2. Navigate to the datastore that the primary node VM resides and open the volume so you see this disks.
3. Run vmkfstools -k against the VMDK’s absolute path. This will change the disk from lazy to eager zeroed. The time this process takes depends on the size of the disk. It took about 45 minutes for a 100GB drive in my case.
Here’s a good blog post with some pictures on changing the Zeroed level. Once the RDM disks are all changed to Eager-Zeroed, the secondary cluster node can be mapped to these RDM disks. Mapping the secondary node has the same steps as the first one, listed above, with this one exception:
– When mapping the RDM for the secondary node, choose an existing disk and browse to the primary node’s VM folder. Choose the RDM disk that is now listed as a VMDK. If you have multiple RDMs, make sure to map the same number SCSI controller to the same disk on each node. So, whatever RDM mapped to SCSI Controller 1 on the primary node is, map the same drive to SCSI Controller 1 on the secondary.
The SQL cluster will need a heartbeat network to keep track of each other.
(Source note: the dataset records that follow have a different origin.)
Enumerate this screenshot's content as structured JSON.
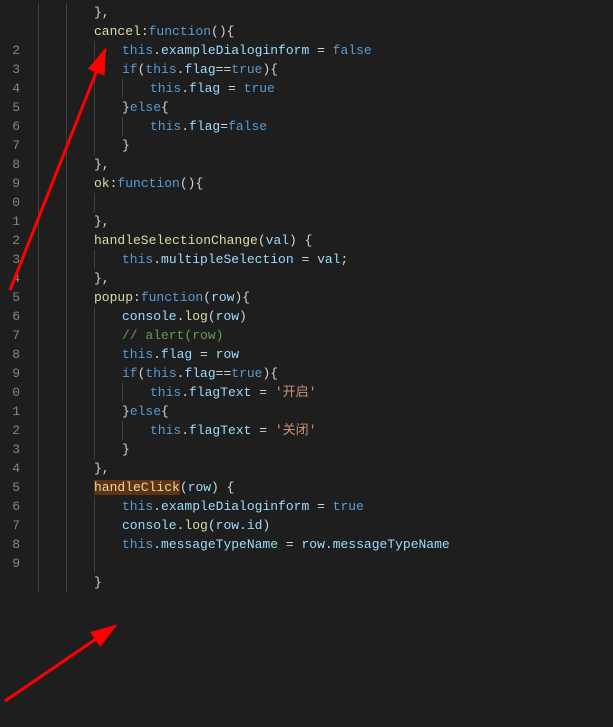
{
  "lineNumbers": [
    "",
    "",
    "2",
    "3",
    "4",
    "5",
    "6",
    "7",
    "8",
    "9",
    "0",
    "1",
    "2",
    "3",
    "4",
    "5",
    "6",
    "7",
    "8",
    "9",
    "0",
    "1",
    "2",
    "3",
    "4",
    "5",
    "6",
    "7",
    "8",
    "9",
    "",
    ""
  ],
  "code": {
    "l0": {
      "indent": 2,
      "t": [
        {
          "c": "punc",
          "s": "},"
        }
      ]
    },
    "l1": {
      "indent": 2,
      "t": [
        {
          "c": "fn",
          "s": "cancel"
        },
        {
          "c": "punc",
          "s": ":"
        },
        {
          "c": "kw",
          "s": "function"
        },
        {
          "c": "punc",
          "s": "(){"
        }
      ]
    },
    "l2": {
      "indent": 3,
      "t": [
        {
          "c": "kw",
          "s": "this"
        },
        {
          "c": "punc",
          "s": "."
        },
        {
          "c": "prop",
          "s": "exampleDialoginform"
        },
        {
          "c": "punc",
          "s": " = "
        },
        {
          "c": "bool",
          "s": "false"
        }
      ]
    },
    "l3": {
      "indent": 3,
      "t": [
        {
          "c": "kw",
          "s": "if"
        },
        {
          "c": "punc",
          "s": "("
        },
        {
          "c": "kw",
          "s": "this"
        },
        {
          "c": "punc",
          "s": "."
        },
        {
          "c": "prop",
          "s": "flag"
        },
        {
          "c": "punc",
          "s": "=="
        },
        {
          "c": "bool",
          "s": "true"
        },
        {
          "c": "punc",
          "s": "){"
        }
      ]
    },
    "l4": {
      "indent": 4,
      "t": [
        {
          "c": "kw",
          "s": "this"
        },
        {
          "c": "punc",
          "s": "."
        },
        {
          "c": "prop",
          "s": "flag"
        },
        {
          "c": "punc",
          "s": " = "
        },
        {
          "c": "bool",
          "s": "true"
        }
      ]
    },
    "l5": {
      "indent": 3,
      "t": [
        {
          "c": "punc",
          "s": "}"
        },
        {
          "c": "kw",
          "s": "else"
        },
        {
          "c": "punc",
          "s": "{"
        }
      ]
    },
    "l6": {
      "indent": 4,
      "t": [
        {
          "c": "kw",
          "s": "this"
        },
        {
          "c": "punc",
          "s": "."
        },
        {
          "c": "prop",
          "s": "flag"
        },
        {
          "c": "punc",
          "s": "="
        },
        {
          "c": "bool",
          "s": "false"
        }
      ]
    },
    "l7": {
      "indent": 3,
      "t": [
        {
          "c": "punc",
          "s": "}"
        }
      ]
    },
    "l8": {
      "indent": 2,
      "t": [
        {
          "c": "punc",
          "s": "},"
        }
      ]
    },
    "l9": {
      "indent": 2,
      "t": [
        {
          "c": "fn",
          "s": "ok"
        },
        {
          "c": "punc",
          "s": ":"
        },
        {
          "c": "kw",
          "s": "function"
        },
        {
          "c": "punc",
          "s": "(){"
        }
      ]
    },
    "l10": {
      "indent": 3,
      "t": []
    },
    "l11": {
      "indent": 2,
      "t": [
        {
          "c": "punc",
          "s": "},"
        }
      ]
    },
    "l12": {
      "indent": 2,
      "t": [
        {
          "c": "fn",
          "s": "handleSelectionChange"
        },
        {
          "c": "punc",
          "s": "("
        },
        {
          "c": "prop",
          "s": "val"
        },
        {
          "c": "punc",
          "s": ") {"
        }
      ]
    },
    "l13": {
      "indent": 3,
      "t": [
        {
          "c": "kw",
          "s": "this"
        },
        {
          "c": "punc",
          "s": "."
        },
        {
          "c": "prop",
          "s": "multipleSelection"
        },
        {
          "c": "punc",
          "s": " = "
        },
        {
          "c": "prop",
          "s": "val"
        },
        {
          "c": "punc",
          "s": ";"
        }
      ]
    },
    "l14": {
      "indent": 2,
      "t": [
        {
          "c": "punc",
          "s": "},"
        }
      ]
    },
    "l15": {
      "indent": 2,
      "t": [
        {
          "c": "fn",
          "s": "popup"
        },
        {
          "c": "punc",
          "s": ":"
        },
        {
          "c": "kw",
          "s": "function"
        },
        {
          "c": "punc",
          "s": "("
        },
        {
          "c": "prop",
          "s": "row"
        },
        {
          "c": "punc",
          "s": "){"
        }
      ]
    },
    "l16": {
      "indent": 3,
      "t": [
        {
          "c": "prop",
          "s": "console"
        },
        {
          "c": "punc",
          "s": "."
        },
        {
          "c": "fn",
          "s": "log"
        },
        {
          "c": "punc",
          "s": "("
        },
        {
          "c": "prop",
          "s": "row"
        },
        {
          "c": "punc",
          "s": ")"
        }
      ]
    },
    "l17": {
      "indent": 3,
      "t": [
        {
          "c": "cmnt",
          "s": "// alert(row)"
        }
      ]
    },
    "l18": {
      "indent": 3,
      "t": [
        {
          "c": "kw",
          "s": "this"
        },
        {
          "c": "punc",
          "s": "."
        },
        {
          "c": "prop",
          "s": "flag"
        },
        {
          "c": "punc",
          "s": " = "
        },
        {
          "c": "prop",
          "s": "row"
        }
      ]
    },
    "l19": {
      "indent": 3,
      "t": [
        {
          "c": "kw",
          "s": "if"
        },
        {
          "c": "punc",
          "s": "("
        },
        {
          "c": "kw",
          "s": "this"
        },
        {
          "c": "punc",
          "s": "."
        },
        {
          "c": "prop",
          "s": "flag"
        },
        {
          "c": "punc",
          "s": "=="
        },
        {
          "c": "bool",
          "s": "true"
        },
        {
          "c": "punc",
          "s": "){"
        }
      ]
    },
    "l20": {
      "indent": 4,
      "t": [
        {
          "c": "kw",
          "s": "this"
        },
        {
          "c": "punc",
          "s": "."
        },
        {
          "c": "prop",
          "s": "flagText"
        },
        {
          "c": "punc",
          "s": " = "
        },
        {
          "c": "str",
          "s": "'开启'"
        }
      ]
    },
    "l21": {
      "indent": 3,
      "t": [
        {
          "c": "punc",
          "s": "}"
        },
        {
          "c": "kw",
          "s": "else"
        },
        {
          "c": "punc",
          "s": "{"
        }
      ]
    },
    "l22": {
      "indent": 4,
      "t": [
        {
          "c": "kw",
          "s": "this"
        },
        {
          "c": "punc",
          "s": "."
        },
        {
          "c": "prop",
          "s": "flagText"
        },
        {
          "c": "punc",
          "s": " = "
        },
        {
          "c": "str",
          "s": "'关闭'"
        }
      ]
    },
    "l23": {
      "indent": 3,
      "t": [
        {
          "c": "punc",
          "s": "}"
        }
      ]
    },
    "l24": {
      "indent": 2,
      "t": [
        {
          "c": "punc",
          "s": "},"
        }
      ]
    },
    "l25": {
      "indent": 2,
      "t": [
        {
          "c": "fn hl",
          "s": "handleClick"
        },
        {
          "c": "punc",
          "s": "("
        },
        {
          "c": "prop",
          "s": "row"
        },
        {
          "c": "punc",
          "s": ") {"
        }
      ]
    },
    "l26": {
      "indent": 3,
      "t": [
        {
          "c": "kw",
          "s": "this"
        },
        {
          "c": "punc",
          "s": "."
        },
        {
          "c": "prop",
          "s": "exampleDialoginform"
        },
        {
          "c": "punc",
          "s": " = "
        },
        {
          "c": "bool",
          "s": "true"
        }
      ]
    },
    "l27": {
      "indent": 3,
      "t": [
        {
          "c": "prop",
          "s": "console"
        },
        {
          "c": "punc",
          "s": "."
        },
        {
          "c": "fn",
          "s": "log"
        },
        {
          "c": "punc",
          "s": "("
        },
        {
          "c": "prop",
          "s": "row"
        },
        {
          "c": "punc",
          "s": "."
        },
        {
          "c": "prop",
          "s": "id"
        },
        {
          "c": "punc",
          "s": ")"
        }
      ]
    },
    "l28": {
      "indent": 3,
      "t": [
        {
          "c": "kw",
          "s": "this"
        },
        {
          "c": "punc",
          "s": "."
        },
        {
          "c": "prop",
          "s": "messageTypeName"
        },
        {
          "c": "punc",
          "s": " = "
        },
        {
          "c": "prop",
          "s": "row"
        },
        {
          "c": "punc",
          "s": "."
        },
        {
          "c": "prop",
          "s": "messageTypeName"
        }
      ]
    },
    "l29": {
      "indent": 3,
      "t": []
    },
    "l30": {
      "indent": 2,
      "t": [
        {
          "c": "punc",
          "s": "}"
        }
      ]
    }
  },
  "colors": {
    "arrow": "#ff0000"
  }
}
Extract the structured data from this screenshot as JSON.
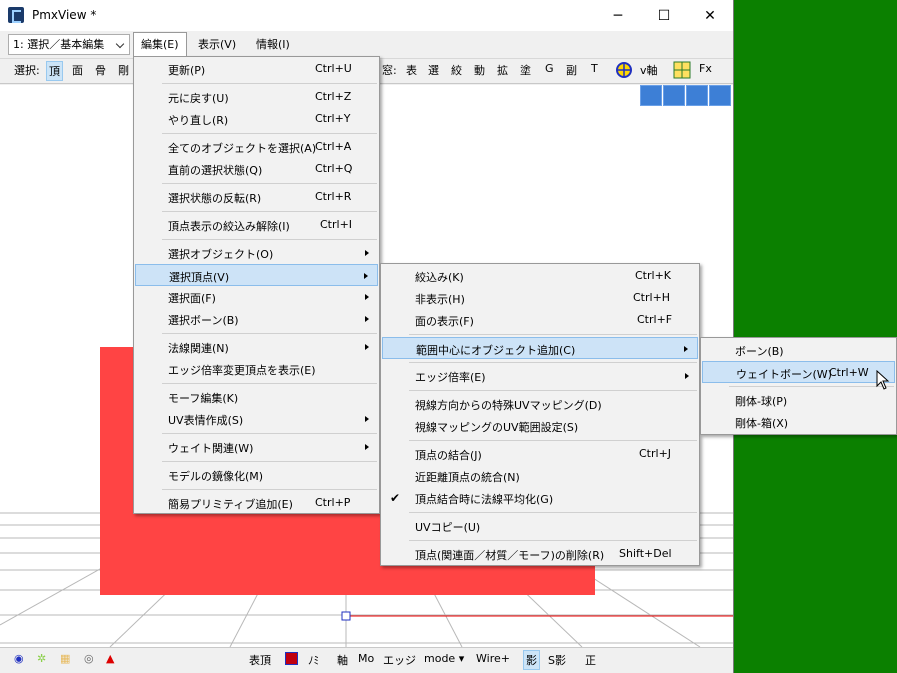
{
  "window": {
    "title": "PmxView *",
    "minimize": "─",
    "maximize": "☐",
    "close": "✕"
  },
  "menubar": {
    "mode": "1: 選択／基本編集",
    "items": [
      "編集(E)",
      "表示(V)",
      "情報(I)"
    ]
  },
  "toolbar": {
    "select_label": "選択:",
    "left": [
      "頂",
      "面",
      "骨",
      "剛"
    ],
    "right": [
      "窓:",
      "表",
      "選",
      "絞",
      "動",
      "拡",
      "塗",
      "G",
      "副",
      "T"
    ],
    "v_axis": "v軸",
    "fx": "Fx"
  },
  "statusbar": {
    "items": [
      "表頂",
      "ﾉﾐ",
      "軸",
      "Mo",
      "エッジ",
      "mode ▾",
      "Wire+",
      "影",
      "S影",
      "正"
    ]
  },
  "edit_menu": {
    "items": [
      {
        "label": "更新(P)",
        "shortcut": "Ctrl+U"
      },
      {
        "label": "元に戻す(U)",
        "shortcut": "Ctrl+Z"
      },
      {
        "label": "やり直し(R)",
        "shortcut": "Ctrl+Y"
      },
      {
        "label": "全てのオブジェクトを選択(A)",
        "shortcut": "Ctrl+A"
      },
      {
        "label": "直前の選択状態(Q)",
        "shortcut": "Ctrl+Q"
      },
      {
        "label": "選択状態の反転(R)",
        "shortcut": "Ctrl+R"
      },
      {
        "label": "頂点表示の絞込み解除(I)",
        "shortcut": "Ctrl+I"
      },
      {
        "label": "選択オブジェクト(O)",
        "shortcut": ""
      },
      {
        "label": "選択頂点(V)",
        "shortcut": ""
      },
      {
        "label": "選択面(F)",
        "shortcut": ""
      },
      {
        "label": "選択ボーン(B)",
        "shortcut": ""
      },
      {
        "label": "法線関連(N)",
        "shortcut": ""
      },
      {
        "label": "エッジ倍率変更頂点を表示(E)",
        "shortcut": ""
      },
      {
        "label": "モーフ編集(K)",
        "shortcut": ""
      },
      {
        "label": "UV表情作成(S)",
        "shortcut": ""
      },
      {
        "label": "ウェイト関連(W)",
        "shortcut": ""
      },
      {
        "label": "モデルの鏡像化(M)",
        "shortcut": ""
      },
      {
        "label": "簡易プリミティブ追加(E)",
        "shortcut": "Ctrl+P"
      }
    ]
  },
  "vertex_menu": {
    "items": [
      {
        "label": "絞込み(K)",
        "shortcut": "Ctrl+K"
      },
      {
        "label": "非表示(H)",
        "shortcut": "Ctrl+H"
      },
      {
        "label": "面の表示(F)",
        "shortcut": "Ctrl+F"
      },
      {
        "label": "範囲中心にオブジェクト追加(C)",
        "shortcut": ""
      },
      {
        "label": "エッジ倍率(E)",
        "shortcut": ""
      },
      {
        "label": "視線方向からの特殊UVマッピング(D)",
        "shortcut": ""
      },
      {
        "label": "視線マッピングのUV範囲設定(S)",
        "shortcut": ""
      },
      {
        "label": "頂点の結合(J)",
        "shortcut": "Ctrl+J"
      },
      {
        "label": "近距離頂点の統合(N)",
        "shortcut": ""
      },
      {
        "label": "頂点結合時に法線平均化(G)",
        "shortcut": ""
      },
      {
        "label": "UVコピー(U)",
        "shortcut": ""
      },
      {
        "label": "頂点(関連面／材質／モーフ)の削除(R)",
        "shortcut": "Shift+Del"
      }
    ]
  },
  "object_menu": {
    "items": [
      {
        "label": "ボーン(B)",
        "shortcut": ""
      },
      {
        "label": "ウェイトボーン(W)",
        "shortcut": "Ctrl+W"
      },
      {
        "label": "剛体-球(P)",
        "shortcut": ""
      },
      {
        "label": "剛体-箱(X)",
        "shortcut": ""
      }
    ]
  },
  "colors": {
    "accent": "#cde3f7",
    "background": "#0b8000",
    "model": "#ff4444"
  }
}
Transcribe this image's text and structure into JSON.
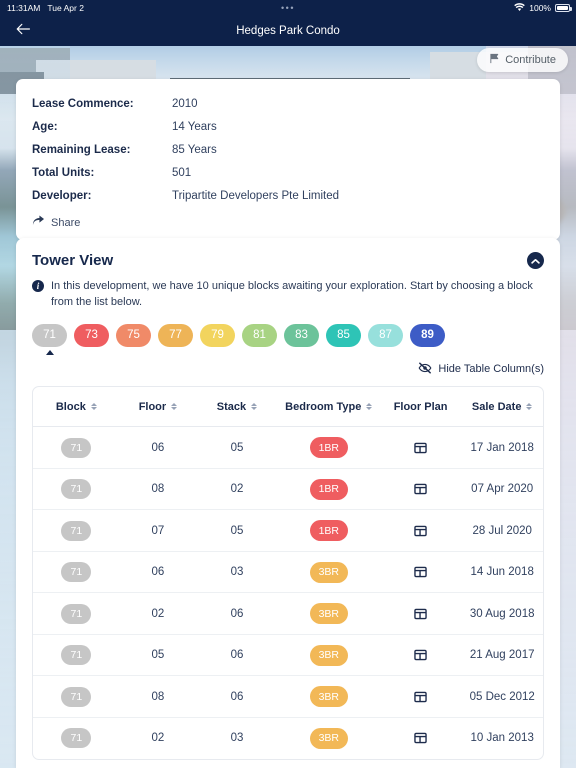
{
  "status_bar": {
    "time": "11:31AM",
    "date": "Tue Apr 2",
    "center_dots": "•••",
    "battery_pct": "100%",
    "wifi_icon": "wifi-icon",
    "battery_icon": "battery-full-icon"
  },
  "nav_bar": {
    "back_icon": "arrow-left-icon",
    "title": "Hedges Park Condo"
  },
  "hero": {
    "contribute_label": "Contribute",
    "contribute_icon": "flag-icon"
  },
  "info_card": {
    "rows": [
      {
        "label": "Lease Commence:",
        "value": "2010"
      },
      {
        "label": "Age:",
        "value": "14 Years"
      },
      {
        "label": "Remaining Lease:",
        "value": "85 Years"
      },
      {
        "label": "Total Units:",
        "value": "501"
      },
      {
        "label": "Developer:",
        "value": "Tripartite Developers Pte Limited"
      }
    ],
    "share_label": "Share",
    "share_icon": "share-arrow-icon"
  },
  "tower_view": {
    "title": "Tower View",
    "collapse_icon": "chevron-up-icon",
    "info_icon": "info-circle-icon",
    "note": "In this development, we have 10 unique blocks awaiting your exploration. Start by choosing a block from the list below.",
    "blocks": [
      {
        "label": "71",
        "color": "#c6c6c6",
        "selected": false
      },
      {
        "label": "73",
        "color": "#ef5d60",
        "selected": false
      },
      {
        "label": "75",
        "color": "#f08a68",
        "selected": false
      },
      {
        "label": "77",
        "color": "#eeb457",
        "selected": false
      },
      {
        "label": "79",
        "color": "#f2d45e",
        "selected": false
      },
      {
        "label": "81",
        "color": "#a8d383",
        "selected": false
      },
      {
        "label": "83",
        "color": "#6cc39a",
        "selected": false
      },
      {
        "label": "85",
        "color": "#2ec4b6",
        "selected": false
      },
      {
        "label": "87",
        "color": "#97e0dc",
        "selected": false
      },
      {
        "label": "89",
        "color": "#3d5cc6",
        "selected": true
      }
    ],
    "active_block": "71",
    "hide_columns_label": "Hide Table Column(s)",
    "hide_columns_icon": "eye-slash-icon"
  },
  "table": {
    "columns": [
      {
        "label": "Block",
        "sortable": true,
        "icon": "sort-icon"
      },
      {
        "label": "Floor",
        "sortable": true,
        "icon": "sort-icon"
      },
      {
        "label": "Stack",
        "sortable": true,
        "icon": "sort-icon"
      },
      {
        "label": "Bedroom Type",
        "sortable": true,
        "icon": "sort-icon"
      },
      {
        "label": "Floor Plan",
        "sortable": false,
        "icon": ""
      },
      {
        "label": "Sale Date",
        "sortable": true,
        "icon": "sort-icon"
      }
    ],
    "floor_plan_icon": "floor-plan-icon",
    "bedroom_colors": {
      "1BR": "#ef5d60",
      "3BR": "#f2b857"
    },
    "block_chip_color": "#c6c6c6",
    "rows": [
      {
        "block": "71",
        "floor": "06",
        "stack": "05",
        "bedroom": "1BR",
        "sale_date": "17 Jan 2018"
      },
      {
        "block": "71",
        "floor": "08",
        "stack": "02",
        "bedroom": "1BR",
        "sale_date": "07 Apr 2020"
      },
      {
        "block": "71",
        "floor": "07",
        "stack": "05",
        "bedroom": "1BR",
        "sale_date": "28 Jul 2020"
      },
      {
        "block": "71",
        "floor": "06",
        "stack": "03",
        "bedroom": "3BR",
        "sale_date": "14 Jun 2018"
      },
      {
        "block": "71",
        "floor": "02",
        "stack": "06",
        "bedroom": "3BR",
        "sale_date": "30 Aug 2018"
      },
      {
        "block": "71",
        "floor": "05",
        "stack": "06",
        "bedroom": "3BR",
        "sale_date": "21 Aug 2017"
      },
      {
        "block": "71",
        "floor": "08",
        "stack": "06",
        "bedroom": "3BR",
        "sale_date": "05 Dec 2012"
      },
      {
        "block": "71",
        "floor": "02",
        "stack": "03",
        "bedroom": "3BR",
        "sale_date": "10 Jan 2013"
      }
    ]
  },
  "theme": {
    "navy": "#0d2149",
    "card_bg": "#ffffff",
    "text_primary": "#1b2a4a",
    "text_secondary": "#31415f"
  }
}
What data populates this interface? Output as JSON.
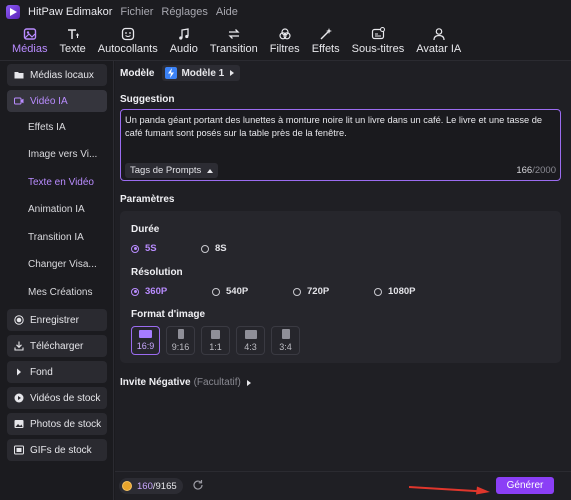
{
  "app": {
    "name": "HitPaw Edimakor",
    "menus": [
      "Fichier",
      "Réglages",
      "Aide"
    ]
  },
  "tabs": [
    {
      "label": "Médias",
      "icon": "media-icon",
      "active": true
    },
    {
      "label": "Texte",
      "icon": "text-icon"
    },
    {
      "label": "Autocollants",
      "icon": "sticker-icon"
    },
    {
      "label": "Audio",
      "icon": "music-icon"
    },
    {
      "label": "Transition",
      "icon": "transition-icon"
    },
    {
      "label": "Filtres",
      "icon": "filter-icon"
    },
    {
      "label": "Effets",
      "icon": "effects-icon"
    },
    {
      "label": "Sous-titres",
      "icon": "subtitles-icon"
    },
    {
      "label": "Avatar IA",
      "icon": "avatar-icon"
    }
  ],
  "sidebar": {
    "local": "Médias locaux",
    "ai_video": "Vidéo IA",
    "sub": [
      "Effets IA",
      "Image vers Vi...",
      "Texte en Vidéo",
      "Animation IA",
      "Transition IA",
      "Changer Visa...",
      "Mes Créations"
    ],
    "selected_sub": "Texte en Vidéo",
    "record": "Enregistrer",
    "download": "Télécharger",
    "background": "Fond",
    "stock_videos": "Vidéos de stock",
    "stock_photos": "Photos de stock",
    "stock_gifs": "GIFs de stock"
  },
  "main": {
    "model_label": "Modèle",
    "model_value": "Modèle 1",
    "suggestion_label": "Suggestion",
    "prompt": "Un panda géant portant des lunettes à monture noire lit un livre dans un café. Le livre et une tasse de café fumant sont posés sur la table près de la fenêtre.",
    "tags_button": "Tags de Prompts",
    "char_count": "166",
    "char_max": "/2000",
    "params_label": "Paramètres",
    "duration_label": "Durée",
    "durations": [
      "5S",
      "8S"
    ],
    "duration_selected": "5S",
    "resolution_label": "Résolution",
    "resolutions": [
      "360P",
      "540P",
      "720P",
      "1080P"
    ],
    "resolution_selected": "360P",
    "format_label": "Format d'image",
    "ratios": [
      "16:9",
      "9:16",
      "1:1",
      "4:3",
      "3:4"
    ],
    "ratio_selected": "16:9",
    "negative_label": "Invite Négative",
    "negative_optional": "(Facultatif)"
  },
  "bottom": {
    "credits_used": "160",
    "credits_total": "/9165",
    "generate": "Générer"
  },
  "colors": {
    "accent": "#b98cff",
    "button": "#8b3ff6",
    "arrow": "#e0362c"
  }
}
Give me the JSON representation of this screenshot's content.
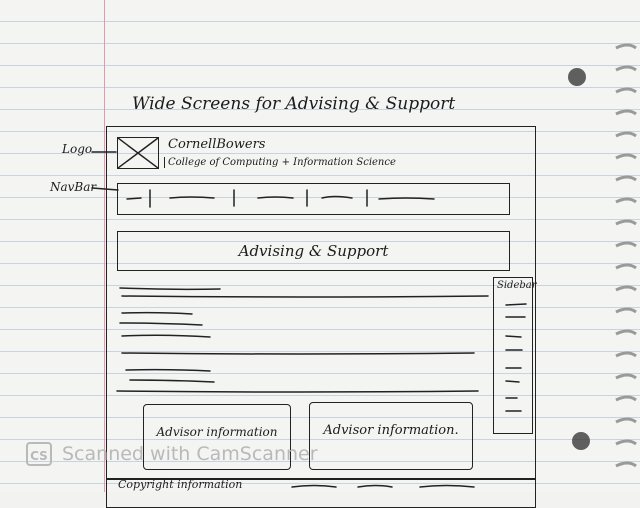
{
  "sketch": {
    "title": "Wide Screens for Advising & Support",
    "brand": {
      "name": "CornellBowers",
      "subtitle": "College of Computing + Information Science"
    },
    "banner": "Advising & Support",
    "sidebar_label": "Sidebar",
    "cards": [
      "Advisor information",
      "Advisor information."
    ],
    "footer": "Copyright information"
  },
  "annotations": {
    "logo": "Logo",
    "navbar": "NavBar"
  },
  "watermark": {
    "icon_text": "CS",
    "text": "Scanned with CamScanner"
  },
  "colors": {
    "paper": "#f4f4f2",
    "rule_line": "#c9d3e0",
    "margin_line": "#e29aab",
    "ink": "#1c1c1c",
    "watermark": "#b9b9b9"
  }
}
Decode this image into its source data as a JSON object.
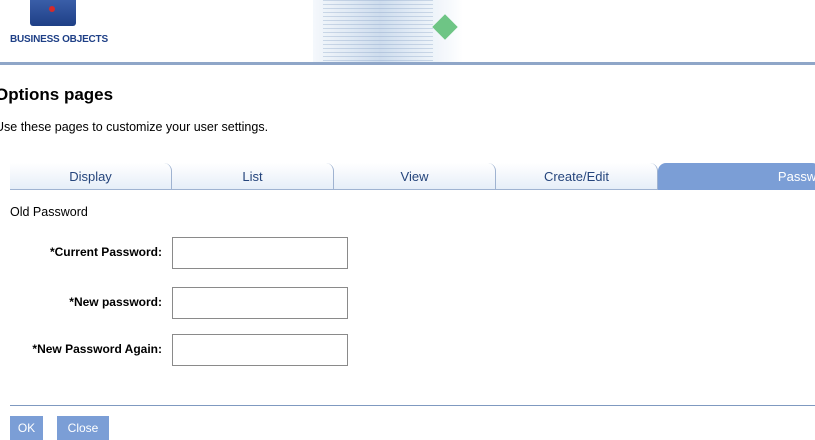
{
  "header": {
    "logo_text": "BUSINESS OBJECTS"
  },
  "page": {
    "title": "Options pages",
    "subtitle": "Use these pages to customize your user settings."
  },
  "tabs": [
    {
      "label": "Display"
    },
    {
      "label": "List"
    },
    {
      "label": "View"
    },
    {
      "label": "Create/Edit"
    },
    {
      "label": "Password",
      "active": true
    }
  ],
  "form": {
    "section_label": "Old Password",
    "fields": [
      {
        "label": "*Current Password:",
        "value": ""
      },
      {
        "label": "*New password:",
        "value": ""
      },
      {
        "label": "*New Password Again:",
        "value": ""
      }
    ]
  },
  "buttons": {
    "ok_label": "OK",
    "close_label": "Close"
  },
  "colors": {
    "tab_active": "#7b9ed6",
    "tab_text": "#25457c",
    "brand": "#1e3f86"
  }
}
There are lots of ways to set this up and it depends on the virtual and physical network architecture. In this scenario, the VMs are physically connected by the UCS backplane and network hardware, so any heartbeat traffic will never leave the UCS even though the VMs are on different chassis. I created a portgroup named SQL-Heartbeat on one of the distributed virtual switches and connected both nodes’ secondary vNIC to it. On the servers, assign a unique host number on a private, no-route network (172.16.x.x) to the secondary vNIC. Test with a ping command to verify connectivity.
The only threshold to be adhered to is the MCSC heartbeat timeout. By default, this is set at 5 pings, which is 5 seconds. After the 5th ping failure, MSCS will change the cluster master, which kills all current connections to SQL. Keep this in mind when you choose the dVS for the heartbeat portgroup as network saturation could put MSCS in a panic state.
** Make sure the SQL heartbeat network card does not register itself with DNS. Also, verify the TCP-IPv4 bindings have the main LAN card as the primary. T0 verify the binding order, goto Network and Sharing Center, change adapter settings. In the settings window, use ALT-V to open the alternate menu bar. Choose Advanced, Advanced Settings. Move the non heartbeat NIC to the top of the order.
With MSCS and shared disks we can’t use Storage vMotion or Automatic DRS. We can take advantage of vSphere HA, but only in the broadest sense in that we have each node of the MSCS cluster on different ESXi hosts. A vMotion event will trigger a MSCS cluster failover, so we can’t move these VMs around at all. Here are the vCenter setting breakdown based on four or more ESXi hosts available:
1. Create one group for each of the cluster nodes. Each node will be the only member in its group.
2. Create two groups of ESXi hosts. Each VM will be assigned to only run on hosts in the group.
1. VM-VM Separation: Create a rule specifying to split the VMs from each other.
2. VM-Host Rule: Assign each node in the cluster to a different ESXi host group.
3. ForceAfflinePowerOn Rule: This a manual entry made in the Advanced section of the main DRS Rules section of the vSphere or web client. In a HA event, affinity rules will be ignored and the VMs could end up in the same group of hosts, or on the same one. This rule orders vCenter to power on the VMs in the specified groups only.
4. Change the DRS level for the cluster node VMs to “Partially Automated”. Change this setting in the Virtual machine Options section of DRS. This a VMware requirement for SQL clusters.